I'll miss you, in a good, "it was nice when it lasted", non-depressing way which is what I can't say for many of the others. With you, I have no regrets other than that two year age gap... that neither of us could bridge.

Saturday, July 21, 2007

Confessions to my boyos 2

You were the jerk. I was so annoyed with myself for my last choice that I actually prayed to fall for someone else, anybody else. One thing I learned from that was that desperation gets you in big trouble.
And yet you were the first guy I fell in love with for reasons you'll never geuss, you saved my life. Yes, you literally saved my life.
Back when I still believed in the goodness of you and in the "happily ever after" dream, you managed to give me reason to live. And just before that event changed me, before I became this 'over mature' girl from the 8 yr old that lived inside, before I got up the next morning to start the world anew, I fell in love.
My friends still argue it can't be love, because it wasn't returned. I remind them of the word, "unrequited" I know for sure, now more than ever, the feeling ran too deep for it to be anything else.
But I've skipped the beginning... Years ago, I saw you across the jeep, both of us strangely the only ones awake and suddenly, I couldn't stop following you with my eyes.
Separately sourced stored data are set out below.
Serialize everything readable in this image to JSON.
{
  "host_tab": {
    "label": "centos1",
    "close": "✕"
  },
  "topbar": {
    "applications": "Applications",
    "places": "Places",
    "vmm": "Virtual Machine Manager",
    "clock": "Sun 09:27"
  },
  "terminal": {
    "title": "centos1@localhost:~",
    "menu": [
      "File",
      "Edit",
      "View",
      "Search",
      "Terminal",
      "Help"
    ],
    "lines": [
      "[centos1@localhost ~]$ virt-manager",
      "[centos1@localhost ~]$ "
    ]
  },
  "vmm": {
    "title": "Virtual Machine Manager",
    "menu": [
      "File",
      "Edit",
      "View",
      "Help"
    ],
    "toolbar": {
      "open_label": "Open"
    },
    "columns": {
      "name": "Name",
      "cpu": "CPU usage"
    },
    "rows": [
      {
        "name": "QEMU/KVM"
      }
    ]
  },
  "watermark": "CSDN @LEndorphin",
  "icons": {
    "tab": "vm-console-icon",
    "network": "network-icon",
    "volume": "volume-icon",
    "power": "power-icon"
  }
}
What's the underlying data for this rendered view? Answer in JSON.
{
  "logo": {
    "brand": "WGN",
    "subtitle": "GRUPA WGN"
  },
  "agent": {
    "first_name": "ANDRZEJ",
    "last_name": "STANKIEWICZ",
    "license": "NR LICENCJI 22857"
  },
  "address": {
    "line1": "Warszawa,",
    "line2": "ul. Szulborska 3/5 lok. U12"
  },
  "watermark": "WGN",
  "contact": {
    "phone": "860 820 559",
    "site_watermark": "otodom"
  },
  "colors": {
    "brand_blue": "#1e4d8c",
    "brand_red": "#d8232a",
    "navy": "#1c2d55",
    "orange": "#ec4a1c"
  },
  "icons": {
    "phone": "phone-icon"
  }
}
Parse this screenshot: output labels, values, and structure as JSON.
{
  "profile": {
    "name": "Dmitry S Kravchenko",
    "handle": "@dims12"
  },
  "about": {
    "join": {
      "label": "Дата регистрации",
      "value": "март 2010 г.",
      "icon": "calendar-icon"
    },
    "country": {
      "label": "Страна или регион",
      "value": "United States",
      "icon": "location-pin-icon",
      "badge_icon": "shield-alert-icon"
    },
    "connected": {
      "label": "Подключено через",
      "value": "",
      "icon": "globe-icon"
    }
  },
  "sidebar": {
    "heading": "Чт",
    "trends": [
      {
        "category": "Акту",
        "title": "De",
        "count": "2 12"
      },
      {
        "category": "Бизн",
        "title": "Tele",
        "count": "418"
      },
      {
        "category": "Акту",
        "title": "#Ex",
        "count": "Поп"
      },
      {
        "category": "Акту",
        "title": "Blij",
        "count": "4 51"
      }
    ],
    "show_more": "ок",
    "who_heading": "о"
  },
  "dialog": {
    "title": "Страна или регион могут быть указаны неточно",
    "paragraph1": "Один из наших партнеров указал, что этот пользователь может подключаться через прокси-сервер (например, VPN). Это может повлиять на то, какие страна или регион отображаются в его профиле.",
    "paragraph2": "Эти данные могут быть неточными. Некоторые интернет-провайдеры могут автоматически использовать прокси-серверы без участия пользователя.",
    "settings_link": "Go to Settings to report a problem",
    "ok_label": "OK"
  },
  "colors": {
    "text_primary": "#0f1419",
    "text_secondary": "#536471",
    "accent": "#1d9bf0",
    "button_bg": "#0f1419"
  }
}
We were in the same group and crushing on you was so easy. When you held my hand in a game once, I blushed inwardly. On the outside, I was the tough girl, my tomboyishness was getting born, the blunt manners were forming and I was on the practice grounds. I passed my diary around for everyone's email ids and was so pleased you'd written in it as well.
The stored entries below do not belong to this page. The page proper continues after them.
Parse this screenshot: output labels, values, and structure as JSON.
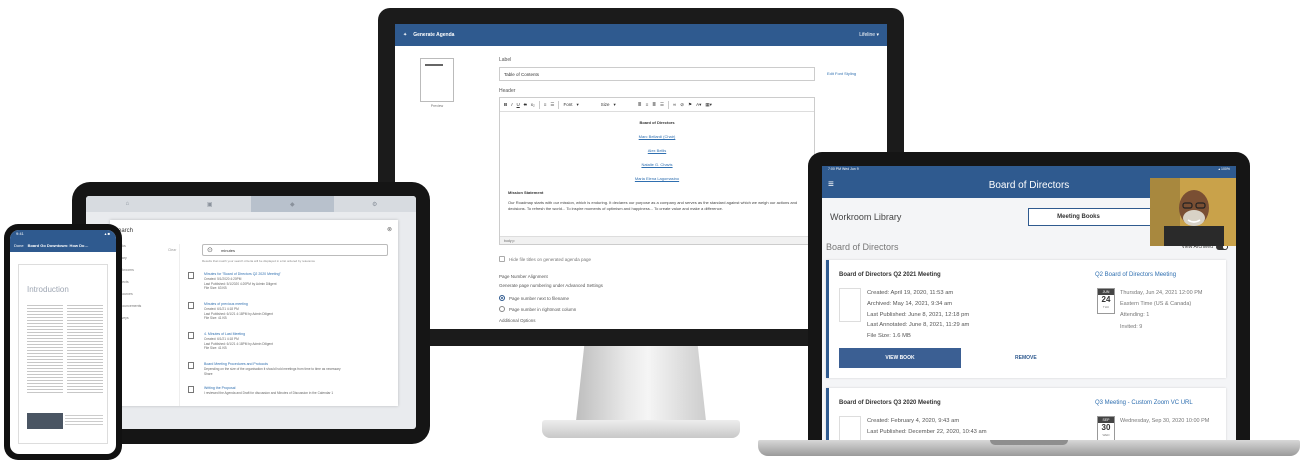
{
  "monitor": {
    "header": {
      "title": "Generate Agenda",
      "user": "Lifeline"
    },
    "thumbnail_caption": "Preview",
    "label_field": {
      "label": "Label",
      "value": "Table of Contents"
    },
    "edit_link": "Edit Font Styling",
    "header_label": "Header",
    "toolbar": {
      "font": "Font",
      "size": "Size"
    },
    "editor": {
      "heading": "Board of Directors",
      "links": [
        "Marc Bellardi (Chair)",
        "Alex Bellis",
        "Natalie G. Chavis",
        "Maria Elena Lagomasino"
      ],
      "mission_heading": "Mission Statement",
      "mission_text": "Our Roadmap starts with our mission, which is enduring. It declares our purpose as a company and serves as the standard against which we weigh our actions and decisions. To refresh the world... To inspire moments of optimism and happiness... To create value and make a difference.",
      "statusbar": "body  p"
    },
    "hide_checkbox": "Hide file titles on generated agenda page",
    "page_number_alignment": "Page Number Alignment",
    "generate_note": "Generate page numbering under Advanced Settings",
    "radio_next": "Page number next to filename",
    "radio_right": "Page number in rightmost column",
    "additional_options": "Additional Options"
  },
  "tablet": {
    "title": "Search",
    "search_value": "minutes",
    "hint": "Results that match your search criteria will be displayed in a list ordered by relevance",
    "sidebar": [
      "Books",
      "Library",
      "Workrooms",
      "Projects",
      "Resources",
      "Announcements",
      "Surveys"
    ],
    "sidebar_link": "Clear",
    "results": [
      {
        "title": "Minutes for \"Board of Directors Q2 2020 Meeting\"",
        "lines": [
          "Created: 5/1/2020 4:20PM",
          "Last Published: 5/1/2020 4:20PM by Admin Diligent",
          "File Size: 63 KB"
        ]
      },
      {
        "title": "Minutes of previous meeting",
        "lines": [
          "Created: 6/1/21 4:18 PM",
          "Last Published: 6/1/21 4:18PM by Admin Diligent",
          "File Size: 41 KB"
        ]
      },
      {
        "title": "4. Minutes of Last Meeting",
        "lines": [
          "Created: 6/1/21 4:18 PM",
          "Last Published: 6/1/21 4:18PM by Admin Diligent",
          "File Size: 41 KB"
        ]
      },
      {
        "title": "Board Meeting Procedures and Protocols",
        "lines": [
          "Depending on the size of the organisation it should hold meetings from time to time as necessary",
          "Share"
        ]
      },
      {
        "title": "Writing the Proposal",
        "lines": [
          "I reviewed the Agenda and Draft for discussion and Minutes of Discussion in the Calendar 1"
        ]
      }
    ]
  },
  "phone": {
    "time": "9:41",
    "status_right": "▴ ■",
    "done": "Done",
    "doc_title": "Board Go Downtown: How Do…",
    "page_heading": "Introduction"
  },
  "laptop": {
    "status": {
      "left": "7:00 PM  Wed Jun 9",
      "right": "▴ 100%"
    },
    "title": "Board of Directors",
    "workroom_library": "Workroom Library",
    "tabs": {
      "meeting_books": "Meeting Books",
      "other": ""
    },
    "section": "Board of Directors",
    "view_archived": "View Archived",
    "cards": [
      {
        "title": "Board of Directors Q2 2021 Meeting",
        "link": "Q2 Board of Directors Meeting",
        "meta": [
          "Created: April 19, 2020, 11:53 am",
          "Archived: May 14, 2021, 9:34 am",
          "Last Published: June 8, 2021, 12:18 pm",
          "Last Annotated: June 8, 2021, 11:29 am",
          "File Size: 1.6 MB"
        ],
        "cal": {
          "month": "JUN",
          "day": "24",
          "weekday": "THU"
        },
        "event": [
          "Thursday, Jun 24, 2021 12:00 PM",
          "Eastern Time (US & Canada)",
          "Attending: 1",
          "Invited: 9"
        ],
        "view_button": "VIEW BOOK",
        "remove": "REMOVE"
      },
      {
        "title": "Board of Directors Q3 2020 Meeting",
        "link": "Q3 Meeting - Custom Zoom VC URL",
        "meta": [
          "Created: February 4, 2020, 9:43 am",
          "Last Published: December 22, 2020, 10:43 am"
        ],
        "cal": {
          "month": "SEP",
          "day": "30",
          "weekday": "WED"
        },
        "event": [
          "Wednesday, Sep 30, 2020 10:00 PM"
        ],
        "view_button": "",
        "remove": ""
      }
    ]
  },
  "colors": {
    "brand": "#2f5a8f",
    "link": "#2f6fb0"
  }
}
Weeks later, back home, one day you replied. That began a correspondence that still belies my naiviety. I still wonder why you replied, I sounded so naive, I would laugh at myself now. Then you suddenly dissapeared. You returned three months later, and then the chatting began. Then for the first time I found out you had a girlfriend, logically that should have stopped everything, but as I said, I was naive, I hoped.
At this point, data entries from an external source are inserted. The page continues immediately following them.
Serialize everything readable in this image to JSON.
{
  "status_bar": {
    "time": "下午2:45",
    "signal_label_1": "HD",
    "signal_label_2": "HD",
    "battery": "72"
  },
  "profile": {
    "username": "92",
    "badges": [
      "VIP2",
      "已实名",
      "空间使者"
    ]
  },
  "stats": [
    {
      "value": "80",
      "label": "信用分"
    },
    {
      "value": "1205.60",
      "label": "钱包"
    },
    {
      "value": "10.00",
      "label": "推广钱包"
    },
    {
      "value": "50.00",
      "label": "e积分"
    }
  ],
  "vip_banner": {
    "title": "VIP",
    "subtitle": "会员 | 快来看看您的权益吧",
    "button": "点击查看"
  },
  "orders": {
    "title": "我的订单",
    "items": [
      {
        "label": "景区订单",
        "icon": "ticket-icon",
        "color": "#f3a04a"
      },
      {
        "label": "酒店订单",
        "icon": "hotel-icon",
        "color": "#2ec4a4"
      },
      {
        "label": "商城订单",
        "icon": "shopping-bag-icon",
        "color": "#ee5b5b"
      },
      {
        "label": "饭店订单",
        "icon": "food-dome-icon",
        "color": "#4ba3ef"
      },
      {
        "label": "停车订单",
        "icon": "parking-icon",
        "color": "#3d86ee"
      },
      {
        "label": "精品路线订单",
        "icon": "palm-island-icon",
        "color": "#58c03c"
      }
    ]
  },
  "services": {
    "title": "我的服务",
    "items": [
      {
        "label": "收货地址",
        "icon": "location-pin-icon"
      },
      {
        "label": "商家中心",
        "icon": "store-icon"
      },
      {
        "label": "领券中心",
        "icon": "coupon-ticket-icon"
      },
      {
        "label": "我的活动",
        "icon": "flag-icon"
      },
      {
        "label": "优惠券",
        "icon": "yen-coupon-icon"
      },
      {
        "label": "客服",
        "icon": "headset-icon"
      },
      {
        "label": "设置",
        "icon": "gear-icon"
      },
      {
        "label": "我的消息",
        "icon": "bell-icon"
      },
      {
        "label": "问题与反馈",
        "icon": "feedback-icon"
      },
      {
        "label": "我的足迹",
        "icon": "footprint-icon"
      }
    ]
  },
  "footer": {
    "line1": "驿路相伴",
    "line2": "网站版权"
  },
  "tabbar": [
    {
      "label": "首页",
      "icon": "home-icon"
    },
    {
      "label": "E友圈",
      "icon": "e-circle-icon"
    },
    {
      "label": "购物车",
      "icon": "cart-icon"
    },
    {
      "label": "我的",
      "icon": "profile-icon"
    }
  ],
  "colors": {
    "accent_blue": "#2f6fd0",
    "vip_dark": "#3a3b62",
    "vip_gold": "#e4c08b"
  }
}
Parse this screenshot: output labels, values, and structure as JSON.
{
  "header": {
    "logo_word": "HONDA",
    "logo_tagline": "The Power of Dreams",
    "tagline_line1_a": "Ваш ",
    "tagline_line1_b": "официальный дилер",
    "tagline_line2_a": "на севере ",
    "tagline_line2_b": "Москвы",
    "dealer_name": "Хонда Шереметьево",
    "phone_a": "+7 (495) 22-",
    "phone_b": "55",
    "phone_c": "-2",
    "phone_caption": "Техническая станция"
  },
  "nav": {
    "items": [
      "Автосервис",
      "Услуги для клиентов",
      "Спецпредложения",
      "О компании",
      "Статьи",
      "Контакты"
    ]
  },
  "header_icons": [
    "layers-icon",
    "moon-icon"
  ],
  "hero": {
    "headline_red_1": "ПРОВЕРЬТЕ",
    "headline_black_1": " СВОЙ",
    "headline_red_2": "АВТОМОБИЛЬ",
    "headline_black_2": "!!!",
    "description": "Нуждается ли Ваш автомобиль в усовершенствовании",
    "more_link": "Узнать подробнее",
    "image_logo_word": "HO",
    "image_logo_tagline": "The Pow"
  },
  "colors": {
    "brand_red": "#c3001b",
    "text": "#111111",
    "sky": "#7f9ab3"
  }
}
One day after hour long convos, one day starting a legendary three hour convo, you saved me. Of course, that was also the day I finally understood that you would never be mine, but the torch still burned. The next day, Kita told me you were a jerk who I should stop thinking about. I found a best friend in her that day, and the same night the realisation struck me that I was in too deep. I was in love.
I went on to waste two more years on you, your inattention wearing my self-confidence away from the inside. I had little respect left for myself and almost no interest in boys. Its not really your fault. What was your fault was that even when I was glaringly apparent, you made no move to stop me. You made me run after 'the love of your life', convincing her to be with you, beacuse I couldn't bear to see you in pain. What was your fault I realy understood through somebody who did know you later. You were a player, used me and several others. I'm only grateful now that I never met you personally, lord knows whatelse I would have lost to you then. We even had a mutual friend, remember, the one who told me what you really thought of me.
The sad part is I never got free until the one after you showed up.
What makes you a right jerk, is that you've come back and forgotten who I was to you, or rather what I look like because you flirt shamelessly. You don't remeber me properly, your supposed "best camp friend".

You made me grow up, fast. I'm tentatively grateful. There is this life that you returned me to, for that a million thanks. But enough is enough, you are not a past I'll ever remember fondly, to you, from now till eternity, Goodbye.